We leave the world that was known. In Belize, I left my routines, my roles, my pace, my familiar coordinates. Just as divorce or diagnosis forces us to leave the world we once occupied.
There is a radical alteration in sense of self. Without my usual identity markers—community member, coach, teammate, school volunteer—I had to discover: who am I here? Just as involuntary rupture forces this question.
There is a realization that nothing will ever be the same. Even now, back home, something has shifted. The part of myself that knows how to hold multiplicity is awake again. Just as we can never return to the world before the rupture.

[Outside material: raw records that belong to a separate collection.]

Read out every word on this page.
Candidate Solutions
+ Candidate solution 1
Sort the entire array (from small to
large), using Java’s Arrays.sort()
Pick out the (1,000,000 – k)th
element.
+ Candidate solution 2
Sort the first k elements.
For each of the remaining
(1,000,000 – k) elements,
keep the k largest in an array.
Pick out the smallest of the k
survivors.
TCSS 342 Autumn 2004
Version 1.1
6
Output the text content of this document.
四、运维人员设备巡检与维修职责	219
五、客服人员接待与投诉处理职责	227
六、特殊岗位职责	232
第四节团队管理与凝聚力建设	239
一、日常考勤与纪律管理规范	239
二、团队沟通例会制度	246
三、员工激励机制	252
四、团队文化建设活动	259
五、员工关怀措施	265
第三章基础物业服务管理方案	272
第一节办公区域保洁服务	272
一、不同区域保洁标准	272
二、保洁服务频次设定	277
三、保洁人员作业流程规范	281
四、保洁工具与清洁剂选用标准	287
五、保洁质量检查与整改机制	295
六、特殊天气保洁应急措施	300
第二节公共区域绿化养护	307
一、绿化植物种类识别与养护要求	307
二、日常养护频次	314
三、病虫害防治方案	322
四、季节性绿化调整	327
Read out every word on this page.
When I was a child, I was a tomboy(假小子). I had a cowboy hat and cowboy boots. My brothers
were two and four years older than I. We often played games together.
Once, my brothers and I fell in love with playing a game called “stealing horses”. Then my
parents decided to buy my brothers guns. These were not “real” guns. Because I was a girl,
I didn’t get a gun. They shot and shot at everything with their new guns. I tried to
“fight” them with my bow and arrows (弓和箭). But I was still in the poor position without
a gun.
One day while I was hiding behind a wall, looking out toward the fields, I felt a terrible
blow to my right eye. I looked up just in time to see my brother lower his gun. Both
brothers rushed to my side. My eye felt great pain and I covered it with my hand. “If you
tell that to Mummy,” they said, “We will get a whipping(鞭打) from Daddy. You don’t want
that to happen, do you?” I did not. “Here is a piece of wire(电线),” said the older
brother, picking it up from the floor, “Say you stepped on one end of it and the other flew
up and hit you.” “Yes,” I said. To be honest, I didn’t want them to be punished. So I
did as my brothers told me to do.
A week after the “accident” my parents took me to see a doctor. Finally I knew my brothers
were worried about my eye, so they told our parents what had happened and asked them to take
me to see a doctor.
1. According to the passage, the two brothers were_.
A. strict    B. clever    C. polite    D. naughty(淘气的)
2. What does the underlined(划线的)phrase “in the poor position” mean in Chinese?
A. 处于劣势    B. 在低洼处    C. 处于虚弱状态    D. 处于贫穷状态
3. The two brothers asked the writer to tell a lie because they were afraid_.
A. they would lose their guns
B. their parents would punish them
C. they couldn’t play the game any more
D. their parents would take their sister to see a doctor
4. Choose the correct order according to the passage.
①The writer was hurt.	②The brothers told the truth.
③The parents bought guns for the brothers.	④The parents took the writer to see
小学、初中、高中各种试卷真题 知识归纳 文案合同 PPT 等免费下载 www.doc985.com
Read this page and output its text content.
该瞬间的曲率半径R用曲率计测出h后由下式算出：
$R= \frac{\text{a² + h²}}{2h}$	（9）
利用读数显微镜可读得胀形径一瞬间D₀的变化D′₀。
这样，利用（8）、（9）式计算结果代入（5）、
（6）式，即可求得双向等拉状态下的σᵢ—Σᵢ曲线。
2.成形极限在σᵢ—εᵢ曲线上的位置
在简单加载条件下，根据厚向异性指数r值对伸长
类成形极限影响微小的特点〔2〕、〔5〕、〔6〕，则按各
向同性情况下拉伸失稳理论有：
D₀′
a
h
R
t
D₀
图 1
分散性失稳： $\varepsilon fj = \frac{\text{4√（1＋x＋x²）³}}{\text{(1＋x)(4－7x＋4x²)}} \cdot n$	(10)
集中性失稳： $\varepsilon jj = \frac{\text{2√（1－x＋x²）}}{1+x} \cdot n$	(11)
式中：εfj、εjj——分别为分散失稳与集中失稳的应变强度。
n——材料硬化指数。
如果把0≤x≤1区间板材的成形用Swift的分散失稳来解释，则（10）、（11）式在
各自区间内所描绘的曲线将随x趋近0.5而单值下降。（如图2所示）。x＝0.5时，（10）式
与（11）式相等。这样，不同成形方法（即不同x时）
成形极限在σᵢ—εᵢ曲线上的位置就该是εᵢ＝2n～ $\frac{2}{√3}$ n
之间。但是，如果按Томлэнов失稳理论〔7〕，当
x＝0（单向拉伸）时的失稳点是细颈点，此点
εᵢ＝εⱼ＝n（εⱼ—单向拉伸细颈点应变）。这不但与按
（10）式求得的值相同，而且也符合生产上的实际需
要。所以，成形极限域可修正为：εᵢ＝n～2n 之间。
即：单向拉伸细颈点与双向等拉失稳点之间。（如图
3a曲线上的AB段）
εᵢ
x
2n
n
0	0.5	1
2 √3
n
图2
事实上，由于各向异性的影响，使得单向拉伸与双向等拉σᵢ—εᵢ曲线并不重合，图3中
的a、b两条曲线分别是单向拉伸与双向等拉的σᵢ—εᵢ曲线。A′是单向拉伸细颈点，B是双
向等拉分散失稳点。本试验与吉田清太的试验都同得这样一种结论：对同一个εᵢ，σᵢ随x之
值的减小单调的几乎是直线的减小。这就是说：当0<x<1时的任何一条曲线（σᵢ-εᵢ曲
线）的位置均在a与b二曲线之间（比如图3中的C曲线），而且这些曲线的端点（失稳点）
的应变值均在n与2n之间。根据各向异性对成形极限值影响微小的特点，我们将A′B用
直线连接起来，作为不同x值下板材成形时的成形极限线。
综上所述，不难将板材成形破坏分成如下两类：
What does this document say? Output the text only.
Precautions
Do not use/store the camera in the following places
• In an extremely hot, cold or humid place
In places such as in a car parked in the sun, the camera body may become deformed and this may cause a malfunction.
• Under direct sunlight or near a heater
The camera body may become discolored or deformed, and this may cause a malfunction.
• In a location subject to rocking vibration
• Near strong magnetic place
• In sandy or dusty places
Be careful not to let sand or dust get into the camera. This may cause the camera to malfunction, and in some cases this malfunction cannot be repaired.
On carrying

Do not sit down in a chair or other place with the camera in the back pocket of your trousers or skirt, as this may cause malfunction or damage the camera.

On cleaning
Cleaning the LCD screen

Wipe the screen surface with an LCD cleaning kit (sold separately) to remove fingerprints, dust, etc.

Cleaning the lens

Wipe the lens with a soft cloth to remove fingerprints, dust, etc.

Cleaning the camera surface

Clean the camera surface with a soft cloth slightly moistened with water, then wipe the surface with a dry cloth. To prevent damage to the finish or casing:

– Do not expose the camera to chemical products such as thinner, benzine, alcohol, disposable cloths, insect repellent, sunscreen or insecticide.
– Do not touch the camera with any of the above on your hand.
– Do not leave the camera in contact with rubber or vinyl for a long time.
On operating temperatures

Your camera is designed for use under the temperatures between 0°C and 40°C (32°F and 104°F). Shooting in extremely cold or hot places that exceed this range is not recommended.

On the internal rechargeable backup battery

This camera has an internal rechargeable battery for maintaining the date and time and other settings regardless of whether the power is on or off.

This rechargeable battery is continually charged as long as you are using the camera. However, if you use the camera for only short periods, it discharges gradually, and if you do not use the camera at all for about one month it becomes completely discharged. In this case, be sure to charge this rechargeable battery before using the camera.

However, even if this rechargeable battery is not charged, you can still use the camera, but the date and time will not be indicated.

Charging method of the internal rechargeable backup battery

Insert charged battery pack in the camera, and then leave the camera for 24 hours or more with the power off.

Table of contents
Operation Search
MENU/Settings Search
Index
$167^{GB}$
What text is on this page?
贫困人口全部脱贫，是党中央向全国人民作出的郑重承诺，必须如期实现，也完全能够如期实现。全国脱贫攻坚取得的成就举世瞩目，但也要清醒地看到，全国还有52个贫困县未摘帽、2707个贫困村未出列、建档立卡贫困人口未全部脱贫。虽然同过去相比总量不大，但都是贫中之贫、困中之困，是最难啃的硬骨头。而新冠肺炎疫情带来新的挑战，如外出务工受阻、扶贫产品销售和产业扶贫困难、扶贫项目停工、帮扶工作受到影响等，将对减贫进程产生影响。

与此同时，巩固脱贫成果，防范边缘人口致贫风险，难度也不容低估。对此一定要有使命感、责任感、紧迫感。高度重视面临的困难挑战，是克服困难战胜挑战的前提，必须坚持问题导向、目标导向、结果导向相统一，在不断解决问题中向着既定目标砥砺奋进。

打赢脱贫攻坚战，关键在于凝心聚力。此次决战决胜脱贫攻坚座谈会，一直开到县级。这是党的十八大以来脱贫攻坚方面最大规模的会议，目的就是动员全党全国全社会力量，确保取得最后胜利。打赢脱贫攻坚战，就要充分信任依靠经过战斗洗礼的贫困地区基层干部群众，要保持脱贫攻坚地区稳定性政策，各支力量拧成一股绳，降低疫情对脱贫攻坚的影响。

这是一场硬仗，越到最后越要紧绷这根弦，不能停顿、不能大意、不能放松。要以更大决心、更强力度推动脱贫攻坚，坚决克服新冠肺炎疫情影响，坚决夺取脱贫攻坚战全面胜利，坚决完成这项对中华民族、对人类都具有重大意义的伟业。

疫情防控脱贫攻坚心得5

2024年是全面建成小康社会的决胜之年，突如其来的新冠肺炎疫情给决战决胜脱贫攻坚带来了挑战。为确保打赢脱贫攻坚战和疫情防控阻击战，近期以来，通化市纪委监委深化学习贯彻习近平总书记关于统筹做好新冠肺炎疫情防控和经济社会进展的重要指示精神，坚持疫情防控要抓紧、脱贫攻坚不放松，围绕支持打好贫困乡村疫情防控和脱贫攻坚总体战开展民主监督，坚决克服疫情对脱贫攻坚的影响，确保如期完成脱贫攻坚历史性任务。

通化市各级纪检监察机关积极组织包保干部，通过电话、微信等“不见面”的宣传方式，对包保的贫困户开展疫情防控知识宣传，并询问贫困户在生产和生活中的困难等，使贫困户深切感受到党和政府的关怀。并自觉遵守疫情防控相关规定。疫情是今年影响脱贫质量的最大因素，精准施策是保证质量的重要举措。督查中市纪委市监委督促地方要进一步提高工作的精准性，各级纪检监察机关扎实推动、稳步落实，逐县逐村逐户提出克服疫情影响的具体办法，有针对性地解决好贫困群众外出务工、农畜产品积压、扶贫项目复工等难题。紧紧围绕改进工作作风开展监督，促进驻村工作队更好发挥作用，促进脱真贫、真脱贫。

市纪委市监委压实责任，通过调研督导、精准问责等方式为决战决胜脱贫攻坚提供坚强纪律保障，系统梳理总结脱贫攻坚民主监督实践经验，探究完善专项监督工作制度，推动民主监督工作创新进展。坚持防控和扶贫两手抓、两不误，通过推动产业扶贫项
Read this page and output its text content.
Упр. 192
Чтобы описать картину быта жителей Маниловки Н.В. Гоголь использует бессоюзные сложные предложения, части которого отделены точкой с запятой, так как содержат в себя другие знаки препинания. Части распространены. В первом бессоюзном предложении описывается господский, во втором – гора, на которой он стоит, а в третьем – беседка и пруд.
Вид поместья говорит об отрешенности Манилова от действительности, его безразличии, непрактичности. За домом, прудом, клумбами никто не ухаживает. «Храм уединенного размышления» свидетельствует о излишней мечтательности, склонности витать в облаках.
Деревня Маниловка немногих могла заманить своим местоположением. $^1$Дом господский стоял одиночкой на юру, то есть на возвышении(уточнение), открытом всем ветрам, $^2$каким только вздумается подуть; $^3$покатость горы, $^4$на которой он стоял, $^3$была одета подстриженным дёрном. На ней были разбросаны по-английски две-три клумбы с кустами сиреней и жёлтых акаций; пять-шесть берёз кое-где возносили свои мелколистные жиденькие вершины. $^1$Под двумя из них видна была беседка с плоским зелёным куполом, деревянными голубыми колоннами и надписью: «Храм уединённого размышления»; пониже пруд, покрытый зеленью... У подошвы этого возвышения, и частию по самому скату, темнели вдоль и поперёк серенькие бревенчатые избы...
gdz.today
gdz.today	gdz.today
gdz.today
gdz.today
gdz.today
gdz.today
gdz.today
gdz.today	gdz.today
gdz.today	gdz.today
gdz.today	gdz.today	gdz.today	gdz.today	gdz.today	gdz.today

Travel is low-stakes descent for high-stakes transformation. We choose the disorientation, knowing we’ll return home in a week. But our nervous system doesn’t know that. It experiences the uncertainty of the unknown. And in doing so, we build our capacity to stay present when the real opportunity to transform presents itself.
Required vs. Optional Transformation
Life presents us with two kinds of transformation: required and optional.
The required ones come for us all. Death. Diagnosis. Divorce. Job loss. These threshold moments won’t take no for an answer. They force us into the unknown whether we feel ready or not.
But there’s another kind: the optional transformations. The ones we choose to enter. The sabbatical. The vision quest. The entrepreneurial leap of faith. The travel that’s more than vacation.
These optional descents are how we build faith in our ability to navigate the unknown.
They’re dress rehearsals for the inevitable ruptures. When we choose disorientation—whether it’s a week in Belize or two hours at yoga—we teach our nervous system: I can leave the familiar. I can tolerate not knowing. I can trust the unfolding.
This explains why I keep getting on airplanes with small children. Not despite the cramped legroom and the exhaustion, but because of it. Every voluntary descent builds my capacity for the involuntary ones that will come.
And they will come. For all of us. The question is: will we have practiced?



As a self-proclaimed digital nomad this piece resonants on every level. I felt aligned with every line. Thank you for sharing your gifts with us Ashlea.